Читать «Воспоминания дипломата. 1893-1922» онлайн - страница 170

Юрий Яковлевич Соловьев

Незадолго перед тем мне пришлось быть принятым, также в частной аудиенции, королевой-матерью Марией-Кристиной. Принимая меня в гостиной, она много говорила о своей тетке великой княгине Александре Павловне, эрцгерцогине австрийской. Она хотела показать мне столик, расписанный Александрой Павловной; он стоял неподалеку, заваленный книгами, королева стала снимать их, в чем я ей помогал, но, по-видимому, этот русский столик так давно не тревожили, что он от прикосновения развалился. Из соседней комнаты к нам на помощь пришла дежурная статс-дама. По испанскому придворному этикету, королева частные аудиенции дает при открытых дверях, за которыми сидит кто-нибудь из ее придворных.

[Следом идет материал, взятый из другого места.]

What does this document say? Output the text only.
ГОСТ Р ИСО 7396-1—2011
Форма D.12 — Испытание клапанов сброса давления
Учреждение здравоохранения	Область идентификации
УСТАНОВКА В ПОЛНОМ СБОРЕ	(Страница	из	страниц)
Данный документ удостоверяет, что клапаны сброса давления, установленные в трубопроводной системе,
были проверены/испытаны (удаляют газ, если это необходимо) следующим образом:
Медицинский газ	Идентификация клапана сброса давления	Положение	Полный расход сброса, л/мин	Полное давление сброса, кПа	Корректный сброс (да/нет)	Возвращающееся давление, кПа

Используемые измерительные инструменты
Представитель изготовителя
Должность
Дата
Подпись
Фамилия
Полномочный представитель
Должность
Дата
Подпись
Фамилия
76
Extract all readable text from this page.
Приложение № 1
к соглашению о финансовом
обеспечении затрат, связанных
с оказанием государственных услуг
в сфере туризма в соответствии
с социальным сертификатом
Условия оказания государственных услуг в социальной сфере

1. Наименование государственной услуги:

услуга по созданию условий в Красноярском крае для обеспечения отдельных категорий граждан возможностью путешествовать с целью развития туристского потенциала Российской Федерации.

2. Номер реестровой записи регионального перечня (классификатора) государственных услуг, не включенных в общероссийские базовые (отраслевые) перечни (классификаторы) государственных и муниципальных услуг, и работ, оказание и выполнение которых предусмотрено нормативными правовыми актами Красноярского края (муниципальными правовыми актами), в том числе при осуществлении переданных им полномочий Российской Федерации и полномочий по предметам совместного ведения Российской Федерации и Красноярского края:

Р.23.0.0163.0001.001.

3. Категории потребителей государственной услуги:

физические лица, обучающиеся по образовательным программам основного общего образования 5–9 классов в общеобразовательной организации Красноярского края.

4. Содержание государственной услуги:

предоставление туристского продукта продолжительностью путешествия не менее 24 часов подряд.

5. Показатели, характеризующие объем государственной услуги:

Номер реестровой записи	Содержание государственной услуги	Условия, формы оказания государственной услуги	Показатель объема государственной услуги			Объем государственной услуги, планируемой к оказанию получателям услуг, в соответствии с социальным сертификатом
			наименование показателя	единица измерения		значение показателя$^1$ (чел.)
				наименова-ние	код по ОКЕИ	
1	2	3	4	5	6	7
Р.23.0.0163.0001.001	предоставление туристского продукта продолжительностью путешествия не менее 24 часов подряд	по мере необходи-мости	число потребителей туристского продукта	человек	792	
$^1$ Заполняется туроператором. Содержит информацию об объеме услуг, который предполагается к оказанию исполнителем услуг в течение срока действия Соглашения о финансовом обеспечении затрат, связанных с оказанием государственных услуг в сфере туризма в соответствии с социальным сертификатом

Возвращаясь к королю, я не могу не отметить, что его секретариат много работал в пользу военнопленных и раненых и вел обширную переписку о доставке сведений о них их родственникам. Король неоднократно выступал также по вопросу соблюдения воюющими державами Женевской конвенции, в особенности в деле помощи раненым, оставшимся на полях сражений. Значительно позже, уже в период Временного правительства, мне пришлось по указанию Петрограда обратиться лично к королю по следующему делу. Министерство часто поручало нашему посольству вести переговоры по вопросам обмена пленными. Обычно этот обмен происходил по установлении эквивалентов в лице двух обмениваемых. Через посольство прошло много десятков дел такого рода. Как известно, у нас в течение нескольких лет был интернирован униатский митрополит Шепетицкий. Во время какого-то торжественного богослужения во Львове в присутствии генерал-губернатора оккупированной нами Галиции митрополит стал молиться за Франца Иосифа. После Февральской революции наше правительство освободило Шепетицкого в обмен на настоятеля православной церкви в Праге Рыжкова, причем русские власти разрешили митрополиту выехать за границу, не дождавшись, как это полагалось, известия о приезде нашего подлежащего обмену пленного в пределы нейтральной страны. В то время как Шепетицкий был уже в Швеции, в Петрограде стало известно, что Рыжков не только не освобожден, но предан суду и приговорен к смерти. Я обратился по этому поводу к королю, и он немедленно отправил личную телеграмму австрийскому императору Карлу. В результате Рыжков был не только помилован, но и отпущен в Россию. Подобного рода дел о военнопленных, в разрешении которых принимал участие король или его личная канцелярия, не говоря уже об испанских посольствах, было очень много. Иногда, впрочем, помощь короля выражалась несколько своеобразно. Например, сообщив как-то в посольство через свою канцелярию о том, что военнопленные его русской шефской части - Ольвиопольского уланского полка - пользуются в Австрии привилегированным положением, он просил, чтобы такие же условия были обеспечены для военнопленных его австрийских и германских шефских частей. Эта просьба носила, конечно, чересчур узкий, династический характер.